The operation and effects of the present invention will be described in detail with reference to FIGS. 2 (b), 3 (b) and 4 which show one specific embodiment of the present invention.

When the high frequency signal RF and the local oscillation signal LO are input through the input terminal IN2 in FIG. 2 (b), the I series resonator 302 is connected with the parallel resonator 301 to determine the band pass. The high frequency signal vane local oscillation signal is interrupted according to the frequency transfer characteristic and an intermediate frequency signal IF is extracted.

In addition, the resonance frequency flo of the second series resonance unit 302 connected in parallel with the first series resonance unit 302 is obtained from the general resonance frequency induction equation as shown in Equation 1 below. The inductance of the inductor Ls and the capacitance of the capacitor Cs are determined according to Equation (1) to improve the skirt characteristic of the frequency transfer curve so that the frequency transfer curve as shown in FIG. do.

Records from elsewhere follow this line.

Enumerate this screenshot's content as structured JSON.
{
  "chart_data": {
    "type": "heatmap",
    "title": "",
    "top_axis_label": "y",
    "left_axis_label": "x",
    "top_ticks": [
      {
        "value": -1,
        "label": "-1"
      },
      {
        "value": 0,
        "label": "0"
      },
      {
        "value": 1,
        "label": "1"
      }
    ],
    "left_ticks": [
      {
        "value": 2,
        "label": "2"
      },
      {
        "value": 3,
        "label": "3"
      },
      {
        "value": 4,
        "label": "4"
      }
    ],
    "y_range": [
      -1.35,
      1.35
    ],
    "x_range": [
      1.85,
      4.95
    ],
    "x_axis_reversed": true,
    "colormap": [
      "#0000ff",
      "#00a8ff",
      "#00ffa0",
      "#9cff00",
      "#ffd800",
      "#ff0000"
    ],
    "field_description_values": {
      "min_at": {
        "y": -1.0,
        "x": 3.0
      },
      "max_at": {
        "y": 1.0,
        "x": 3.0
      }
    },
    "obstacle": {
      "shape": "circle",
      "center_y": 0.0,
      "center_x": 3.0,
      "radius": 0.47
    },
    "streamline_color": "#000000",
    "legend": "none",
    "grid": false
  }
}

In this case, since the MMC type frequency mixer uses a local oscillation signal having a much larger power than that of the high frequency signal, the influence of the local oscillation signal on the intermediate frequency signal is increased.

Therefore, when the second series resonator 303 is configured, the values of 'Ls' and 'Cs' are determined such that the resonance frequency fLO becomes the frequency of the local oscillation signal. Since the resonance frequency component generated by the first series resonance unit 301 is blocked by resonance in the second series resonance unit 303, the resonance frequency component is removed from the output intermediate frequency signal IF.

It can be seen that the frequency transfer curve of FIG. 3 (b) has a much better skirt characteristic in the local oscillation frequency band compared to the conventional (a).

FIG. 4 is a plan view of the second series resonator 303 implemented as a rectangular spiral inductor 303-1 and a metal in metal (MIM) type capacitor 303-2.

As described in detail above, unlike the conventional art in which improved parallel frequency and local oscillation frequency separation characteristics can be obtained only by adding a plurality of parallel resonators, the MC mixer-type frequency mixer of the present invention has an output circuit having an intermediate frequency. By simply connecting the band pass filter having the skirt characteristic at the local oscillation frequency and the second series resonator in parallel, an improved separation characteristic between the intermediate frequency signal and the local oscillation signal can be obtained in the MC-type frequency mixer. This simplification also reduces the volume of the frequency mixer.

Claims (2)

(Correct) The second series resonance unit 303, which determines the skirt characteristic of the frequency transfer characteristic, is connected in parallel to the parallel resonance unit 301 and the first series resonance unit 302 having frequency transfer characteristics of band pass. Frequency mixer of MMC type, characterized in that configured by. (Correction) The frequency of the MC type according to claim 1, wherein the second series resonator 303 comprises a series connection of an M type capacitor 303-2 and a right angle spiral inductor 303-1. Mixer.